My clothes twisted around me then, binding me like a shroud as hands grabbed at me, mauling me this way and that. I could not breathe; the scalding air shimmered with sparks before my eyes…
My veil, lifting in superheated air, loosened my hair and let it waft freely in the hellish updraft.
“Sary!” the flames called as they crackled and spat encouragingly. “Sa-ryyyyy. Cooooomme….”
Chapter Two
Captive
I bolted upright, still feeling intense heat.
I squeezed my eyes tight, and then opened them quickly to see if the horrific view changed. No. Still veils upon veils—but cool veils, languidly drifting in a humid breeze from windows shaped curiously like keyholes, across a vast room. No flames, no scorching heat. I kicked at clinging sheets twining like damp coils of snakes.
“Where the pluperfect hell am I?”
Something filmy—a bed drape this time, lemony—the finest silk as blissful silk worms could possibly spin, floated across my eyes, obscuring my vision.
I swatted it irritably away. Something was terribly wrong.
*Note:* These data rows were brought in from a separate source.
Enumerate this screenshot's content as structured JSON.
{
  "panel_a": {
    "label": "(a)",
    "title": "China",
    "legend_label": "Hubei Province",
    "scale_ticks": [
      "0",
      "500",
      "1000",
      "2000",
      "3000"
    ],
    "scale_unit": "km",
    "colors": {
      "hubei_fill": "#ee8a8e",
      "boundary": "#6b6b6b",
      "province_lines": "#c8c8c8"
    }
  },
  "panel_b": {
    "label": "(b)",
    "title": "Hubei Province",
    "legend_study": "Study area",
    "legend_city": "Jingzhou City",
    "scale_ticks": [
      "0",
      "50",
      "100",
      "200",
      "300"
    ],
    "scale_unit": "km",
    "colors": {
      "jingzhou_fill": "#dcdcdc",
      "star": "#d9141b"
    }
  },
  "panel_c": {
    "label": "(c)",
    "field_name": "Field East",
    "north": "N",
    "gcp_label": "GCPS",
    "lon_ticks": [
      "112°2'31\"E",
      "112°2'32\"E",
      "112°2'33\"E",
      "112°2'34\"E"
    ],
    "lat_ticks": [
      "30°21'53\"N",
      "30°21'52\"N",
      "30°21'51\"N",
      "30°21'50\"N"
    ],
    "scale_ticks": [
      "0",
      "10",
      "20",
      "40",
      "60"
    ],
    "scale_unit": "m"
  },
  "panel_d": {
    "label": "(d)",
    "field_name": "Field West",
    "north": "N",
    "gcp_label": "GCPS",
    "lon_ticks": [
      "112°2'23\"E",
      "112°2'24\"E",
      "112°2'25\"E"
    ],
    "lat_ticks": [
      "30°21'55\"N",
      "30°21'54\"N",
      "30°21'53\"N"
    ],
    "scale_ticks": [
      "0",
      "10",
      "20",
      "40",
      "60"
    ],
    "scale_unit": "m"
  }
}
But this is India, silly. Of course, I am overheated.
India!
Oh, yes, India.
Why did that not seem strange?
“And why would I be here? Wherever here is!” I looked dazedly about. One mystery at a time, please. I somehow sensed it was not a fancy hotel or a private home.
My hand slapped a gleaming twisted trunk—a bedpost trying mightily to be a gilded tree, its branches forming a canopy of, yes, more silk, lofting lazily. Delicate gold formed twigs, each twig studded with gems, lest one’s eyes, roving the ceiling, became bored.